Sunrise carpark to Sunrise Hut, Armstrong Saddle, route to Sparrowhawk Biv, Gold Creek, Hall’s farm. Ruahine FP, Saturday 2 November, 2019.
Banner Pix: Lunch spot (1476) looking at Maropea on the right and Maroparea on the far left.
On a gorgeous day, nine wanted to tramp the circuit, which left Geoff to take the van around to the finish point on the farm. (Thank you to the farmer for kind permission.)
The walk up to Sunrise is on such a wide benched track that, to ease the boredom, some music was required – in my case, Thomas Tallis followed by the Travelling Wilburys. The music blocked out the sound of a helicopter which was actioning the Northern Ruahine area predator control which shows on the DoC website alert for the area. (See footnote)

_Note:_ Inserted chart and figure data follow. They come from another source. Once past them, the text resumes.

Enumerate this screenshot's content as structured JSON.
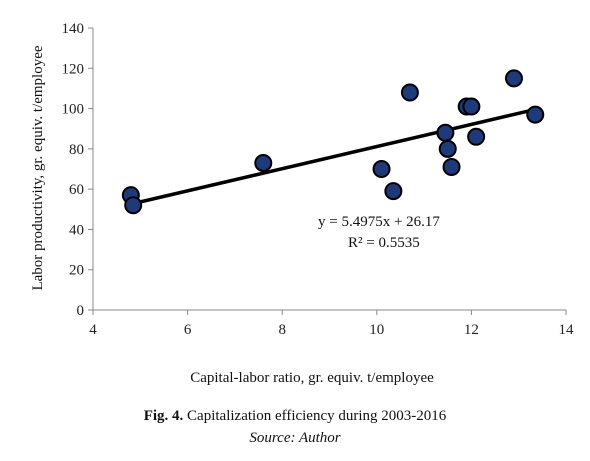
{
  "chart_data": {
    "type": "scatter",
    "xlabel": "Capital-labor ratio, gr. equiv. t/employee",
    "ylabel": "Labor productivity, gr. equiv. t/employee",
    "xlim": [
      4,
      14
    ],
    "ylim": [
      0,
      140
    ],
    "xticks": [
      4,
      6,
      8,
      10,
      12,
      14
    ],
    "yticks": [
      0,
      20,
      40,
      60,
      80,
      100,
      120,
      140
    ],
    "grid": false,
    "points": [
      {
        "x": 4.8,
        "y": 57
      },
      {
        "x": 4.85,
        "y": 52
      },
      {
        "x": 7.6,
        "y": 73
      },
      {
        "x": 10.1,
        "y": 70
      },
      {
        "x": 10.35,
        "y": 59
      },
      {
        "x": 10.7,
        "y": 108
      },
      {
        "x": 11.45,
        "y": 88
      },
      {
        "x": 11.5,
        "y": 80
      },
      {
        "x": 11.58,
        "y": 71
      },
      {
        "x": 11.9,
        "y": 101
      },
      {
        "x": 12.0,
        "y": 101
      },
      {
        "x": 12.1,
        "y": 86
      },
      {
        "x": 12.9,
        "y": 115
      },
      {
        "x": 13.35,
        "y": 97
      }
    ],
    "trendline": {
      "slope": 5.4975,
      "intercept": 26.17,
      "x_range": [
        4.8,
        13.35
      ],
      "equation_text": "y = 5.4975x + 26.17",
      "r2_text": "R² = 0.5535"
    },
    "colors": {
      "marker_fill": "#1f3a7a",
      "marker_edge": "#000000",
      "trendline": "#000000",
      "axis": "#888888"
    }
  },
  "caption": {
    "fig_label": "Fig. 4.",
    "fig_text": " Capitalization efficiency during 2003-2016",
    "source": "Source: Author"
  }
}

After a quick break at Sunrise Hut, we headed over to Armstrong Saddle 1369, and then the start of the route to 1499. The flattish ledge below, which had a few tarns, and Sunrise Hut could be seen. From the cairn, we ensured that we did not go down the north-western ridge, but headed across to the north-eastern ridge (grid bearing 26 degrees).
We could see 1476 in the distance, but first had to navigate our way through the bush on parts of the ridge. We came prepared to do some track marking but, lo and behold, several trampers had beaten us to it. Their colours-of-the-rainbow tape made this section a lot easier. We wondered if they would run out of tape later along the route.

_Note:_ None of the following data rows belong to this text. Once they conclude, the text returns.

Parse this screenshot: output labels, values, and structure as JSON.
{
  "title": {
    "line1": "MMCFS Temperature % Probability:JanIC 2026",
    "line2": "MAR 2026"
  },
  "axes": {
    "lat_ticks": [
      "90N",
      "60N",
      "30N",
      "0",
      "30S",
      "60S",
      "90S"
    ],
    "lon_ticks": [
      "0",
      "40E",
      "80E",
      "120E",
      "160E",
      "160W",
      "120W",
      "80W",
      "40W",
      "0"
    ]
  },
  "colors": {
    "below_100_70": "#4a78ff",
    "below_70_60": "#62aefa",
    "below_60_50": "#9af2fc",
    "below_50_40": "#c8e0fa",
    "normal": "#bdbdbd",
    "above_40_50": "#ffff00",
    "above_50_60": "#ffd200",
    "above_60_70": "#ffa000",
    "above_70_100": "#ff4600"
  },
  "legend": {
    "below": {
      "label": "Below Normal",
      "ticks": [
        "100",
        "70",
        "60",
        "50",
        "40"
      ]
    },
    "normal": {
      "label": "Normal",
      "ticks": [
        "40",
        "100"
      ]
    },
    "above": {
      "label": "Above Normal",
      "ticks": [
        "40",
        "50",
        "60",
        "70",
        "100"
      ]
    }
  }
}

And they did. So we shared out some orange tape and managed to mark the last section of the route.
We stopped to look out at the western views of Mts Ruapehu and Ngauruhoe, and across to the Mokai Patea Range.
From 1476, we could then see the next undulations and Maropea 1481. We decided that lunch would be a good idea before we tackled this, knowing that after 1481 we would be dropping down to Sparrowhawk Bivouac, where we could renew water supplies. Marie, who had recently won a lot of chocolate bars in the club photo competition, shared her prize.
So we soaked up the views and the sun without wind on the Ruahine tops. Te Atua Mahuru and Colenso Spur, Maroparea and the route to Maropea Forks Hut were all clearly visible – a time to treasure. We headed through the leatherwood, which in one or two areas could do with a trim (next time, maybe).
At Sparrowhawk Biv, after a water refill, we went down to Gold Creek passing the memorial to Danny Rion Jordan, a hunter who was fatally shot by a hunter in a separate party whilst taking a break on the track. His dog, Isla, was also injured. The message is clear on the memorial plaque.
Young kanuka hid the sign up to the Gold Creek Track, but we knew the way to the last small climb up, through the farm, and back to our vehicle.It was an 8½-hour day, but we all enjoyed the chance to be on the Ruahine tops.
Our thanks to Geoff for being the driver and also tramp organiser. Geoff moved the van, was still able to get to Sparrowhawk Biv and have a snooze on the back seat whilst waiting for us.
Trampers: David, Juliet, Alison, Les, Fiona, Geoff Donkin (driver and tramp organiser), Di, Marie, Nina and reporter Julia
FootNotes: DoC Alert
5 November 2019: Northern Ruahine area predator control – rainwater
A predator control operation will take place to apply biodegradable aerial 1080. Access to tracks within the treatment area may be restricted until bait is cleared from them, this is generally completed on the day of application. The rainwater collection tank will be disconnected at the hut until bait is cleared.
Predator control could occur any day after 1 September 2019 depending on weather conditions.
As part of the predator control operation non-toxic prefeed will be aerially applied a minimum of five days before applying 1080 bait. Tracks will not close during this time, but visitors should be aware of falling bait if below a helicopter.
The operation is part of Tiakina Ngā Manu, DoC’s successful predator control programme that protects vulnerable wildlife.